Mars

Page 3 : Stellaire holostée – Lierre terrestre – Prunelier


La stellaire holostée (Stellaria holostea) pousse en lisière et dans les bois, sur les talus de mars à juin. Sa tige est cassante et ressemble à un os. Ainsi, autrefois, selon la théorie des signatures (principe selon lequel la forme des plantes indique leur rôle et leur fonction en matière de soins  » les semblables soignent les semblables« ), la stellaire était réputée pour le traitement des fractures.

Plus raisonnablement, on peut consommer ses jeunes pousses, fleurs et feuilles en salade, elles ont un goût de petits pois.
Attention, toutefois à ne pas en abuser car la plante peut se révéler laxative.

En application externe, la plante était employée, une fois écrasée pour les furoncles et les anthrax.

On l’employait aussi cette jolie vivace comme plante ornementale des jardins et des rocailles.


 

Le lierre terrestre ( Glechoma hederacea ) ne grimpe pas, mais il soigne : les bronches et la peau. Il fait partie de la famille des Lamiacées dont la menthe fait aussi partie, et n’ a rien à voir avec le lierre grimpant!  Il se rencontre partout dans les jardins, dans les fossés, dans les bois, dans les prés. Autrefois, cette petite herbacée était considérée comme magique. Jusqu’au 13ème siècle environ, avant que le houblon ne devienne l’ingrédient universel pour la bière,  d’autres plantes dont le lierre terrestre ont joué ce rôle.
On utilise les feuilles en infusion ou en salade, quand elles sont jeunes. La fleur, au goût sucré, est très apprécié en cuisine et est utilisée en salade ou condiment. Son parfum, très particulier, peut remplacer la menthe, relève les plats.

Sur le plan médicinal, il est connu pour protéger les voies respiratoires. Les principes actifs des feuilles de lierre terrestre soutiennent et stimulent l’appareil broncho-pulmonaire, régénèrent la muqueuse respiratoires et sont bénéfiques pour les affections respiratoires comme l’asthme, la bronchite, le rhume…).

Recette : Boire 3 ou 4 tasses par jour d’infusion (une cuillerée à soupe de lierre terrestre pour 200 ml d’eau).
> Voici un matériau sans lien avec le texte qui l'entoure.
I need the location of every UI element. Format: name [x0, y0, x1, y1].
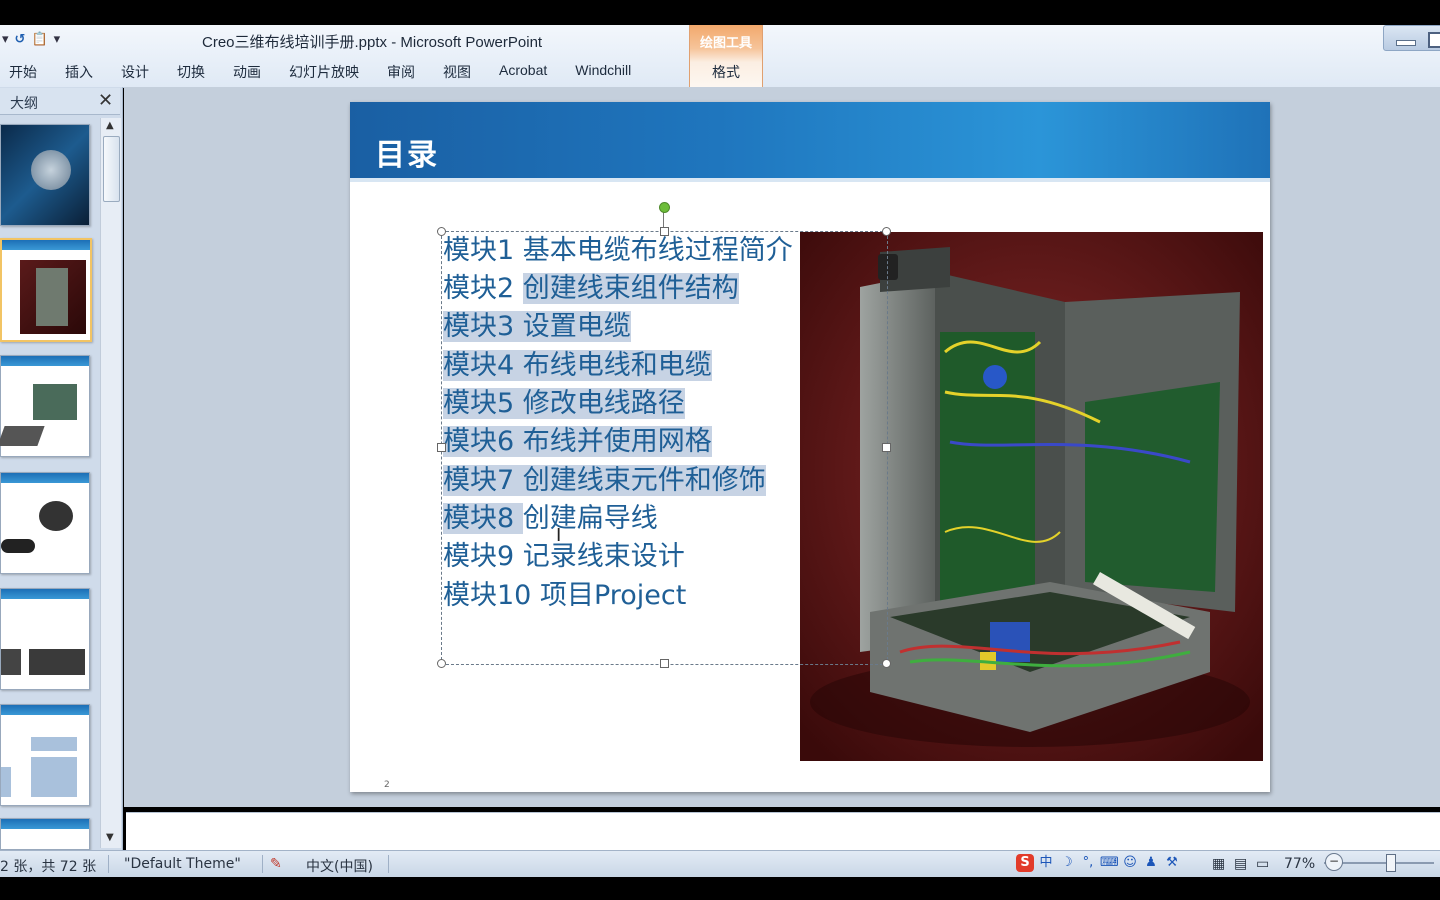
resize-handle-e[interactable]: [882, 443, 891, 452]
rotation-handle[interactable]: [659, 202, 670, 213]
chinese-mode-icon[interactable]: 中: [1037, 854, 1055, 872]
language-indicator[interactable]: 中文(中国): [306, 856, 373, 876]
tab-format[interactable]: 格式: [690, 62, 762, 82]
tab-transitions[interactable]: 切换: [177, 59, 205, 85]
tab-windchill[interactable]: Windchill: [575, 59, 631, 85]
thumbnail-header: [1, 705, 89, 715]
zoom-slider-thumb[interactable]: [1386, 854, 1396, 872]
header-strip: [350, 178, 1270, 182]
resize-handle-sw[interactable]: [437, 659, 446, 668]
scroll-up-icon[interactable]: ▲: [106, 120, 114, 131]
status-separator: [388, 855, 389, 873]
slide-title[interactable]: 目录: [375, 130, 439, 174]
thumbnail-header: [1, 473, 89, 483]
drawing-tools-label: 绘图工具: [699, 36, 752, 51]
zoom-level[interactable]: 77%: [1284, 856, 1315, 872]
drawing-tools-context-group: 绘图工具 格式: [689, 25, 763, 87]
thumbnail-image: [31, 737, 77, 751]
resize-handle-w[interactable]: [437, 443, 446, 452]
thumbnail-graphic: [31, 150, 71, 190]
slide-thumbnail-3[interactable]: [0, 355, 90, 457]
ime-toolbar: S 中 ☽ °, ⌨ ☺ ♟ ⚒: [1016, 851, 1181, 875]
tab-design[interactable]: 设计: [121, 59, 149, 85]
scroll-thumb[interactable]: [103, 136, 120, 202]
undo-icon[interactable]: ↺: [15, 32, 26, 47]
theme-name[interactable]: "Default Theme": [124, 856, 241, 872]
thumbnail-header: [1, 819, 89, 829]
status-separator: [108, 855, 109, 873]
resize-handle-ne[interactable]: [882, 227, 891, 236]
tools-icon[interactable]: ⚒: [1163, 854, 1181, 872]
thumbnail-image: [29, 649, 85, 675]
paste-icon[interactable]: 📋: [31, 32, 47, 47]
thumbnail-image: [20, 260, 86, 334]
slide-thumbnail-7[interactable]: [0, 818, 90, 850]
maximize-icon[interactable]: [1428, 32, 1440, 48]
close-icon[interactable]: ✕: [98, 90, 113, 111]
user-icon[interactable]: ☺: [1121, 854, 1139, 872]
notes-pane[interactable]: [126, 812, 1440, 851]
reading-view-icon[interactable]: ▭: [1256, 856, 1269, 872]
tab-view[interactable]: 视图: [443, 59, 471, 85]
minimize-icon[interactable]: [1396, 40, 1416, 46]
slide-thumbnail-1[interactable]: [0, 124, 90, 226]
ribbon-tabs: 开始 插入 设计 切换 动画 幻灯片放映 审阅 视图 Acrobat Windc…: [0, 59, 650, 85]
tab-slideshow[interactable]: 幻灯片放映: [289, 59, 359, 85]
tab-animations[interactable]: 动画: [233, 59, 261, 85]
keyboard-icon[interactable]: ⌨: [1100, 854, 1119, 872]
slide-header-band: [350, 102, 1270, 182]
punctuation-icon[interactable]: °,: [1079, 854, 1097, 872]
thumbnail-image: [0, 426, 45, 446]
thumbnail-image: [1, 539, 35, 553]
thumbnail-image: [39, 501, 73, 531]
scroll-down-icon[interactable]: ▼: [106, 832, 114, 843]
slides-pane-scrollbar[interactable]: ▲ ▼: [100, 118, 121, 848]
thumbnail-image: [31, 757, 77, 797]
textbox-selection-frame[interactable]: [437, 227, 891, 668]
status-separator: [262, 855, 263, 873]
moon-icon[interactable]: ☽: [1058, 854, 1076, 872]
slide-sorter-icon[interactable]: ▤: [1234, 856, 1247, 872]
sogou-logo-icon[interactable]: S: [1016, 854, 1034, 872]
slide-thumbnail-4[interactable]: [0, 472, 90, 574]
resize-handle-s[interactable]: [660, 659, 669, 668]
window-title: Creo三维布线培训手册.pptx - Microsoft PowerPoint: [202, 34, 543, 51]
normal-view-icon[interactable]: ▦: [1212, 856, 1225, 872]
outline-tab[interactable]: 大纲: [10, 93, 38, 113]
thumbnail-image: [1, 767, 11, 797]
slide-thumbnail-2[interactable]: [0, 238, 92, 342]
thumbnail-image: [1, 649, 21, 675]
customize-qat-icon[interactable]: ▾: [54, 32, 61, 47]
skin-icon[interactable]: ♟: [1142, 854, 1160, 872]
slide-thumbnail-5[interactable]: [0, 588, 90, 690]
thumbnail-header: [1, 356, 89, 366]
dropdown-arrow-icon[interactable]: ▾: [2, 32, 9, 47]
spellcheck-icon[interactable]: ✎: [270, 856, 282, 872]
thumbnail-header: [2, 240, 90, 250]
tab-acrobat[interactable]: Acrobat: [499, 59, 547, 85]
slide-count: 2 张，共 72 张: [0, 859, 97, 875]
tab-home[interactable]: 开始: [9, 59, 37, 85]
thumbnail-image: [33, 384, 77, 420]
status-bar: 2 张，共 72 张 "Default Theme" ✎ 中文(中国) ▦ ▤ …: [0, 850, 1440, 877]
tab-review[interactable]: 审阅: [387, 59, 415, 85]
slide-page-number: 2: [384, 780, 390, 790]
thumbnail-header: [1, 589, 89, 599]
slide-thumbnail-6[interactable]: [0, 704, 90, 806]
resize-handle-se[interactable]: [882, 659, 891, 668]
tab-insert[interactable]: 插入: [65, 59, 93, 85]
quick-access-toolbar: ▾ ↺ 📋 ▾: [2, 27, 60, 51]
zoom-out-icon[interactable]: −: [1325, 853, 1343, 871]
resize-handle-nw[interactable]: [437, 227, 446, 236]
window-controls: [1383, 25, 1440, 51]
resize-handle-n[interactable]: [660, 227, 669, 236]
text-cursor-icon: I: [556, 525, 562, 546]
En usage externe, s’utilise en cataplasme pour toutes les peaux agressées (eczéma, acné, ulcères, abcès).

Pour une lotion assainissante pour la peau : 

  • Une grosse poignée de lierre terrestre
  • 250 ml d’eau
  • Déposer le lierre terrestre dans l’eau bouillante.
  • Faire reprendre l’ébullition, couvrir, stopper la source de chaleur et laisser infuser une vingtaine de minutes.
  • Filtrer et utiliser matin et soir cette lotion cicatrisante et parfumée en cas de problèmes de peau.
    Elle se conserve 5 jours au réfrigérateur.

Pour en savoir plus sur le lierre terrestre, ses utilisations, les recettes :

https://fr.wikipedia.org/wiki/Lierre_terrestre

https://www.plantes-et-sante.fr/jardiner/le-lierre-terrestre-il-ne-grimpe-pas-il-soigne

https://www.herboristerie-moderne.fr/tisanes-infusions/plantes-simples/l/lierre-terrestre-tisane-en-vrac.html

https://lesbrindherbes.org/2014/09/30/ces-plantes-soignent-lierre-terrestre/

http://www.wikiphyto.org/wiki/Lierre_terrestre


Le prunellier ou prunelier (Prunus spinosa) est appelé aussi l’épine noire ou l’épinette et encore de bien d’autres façons selon les régions.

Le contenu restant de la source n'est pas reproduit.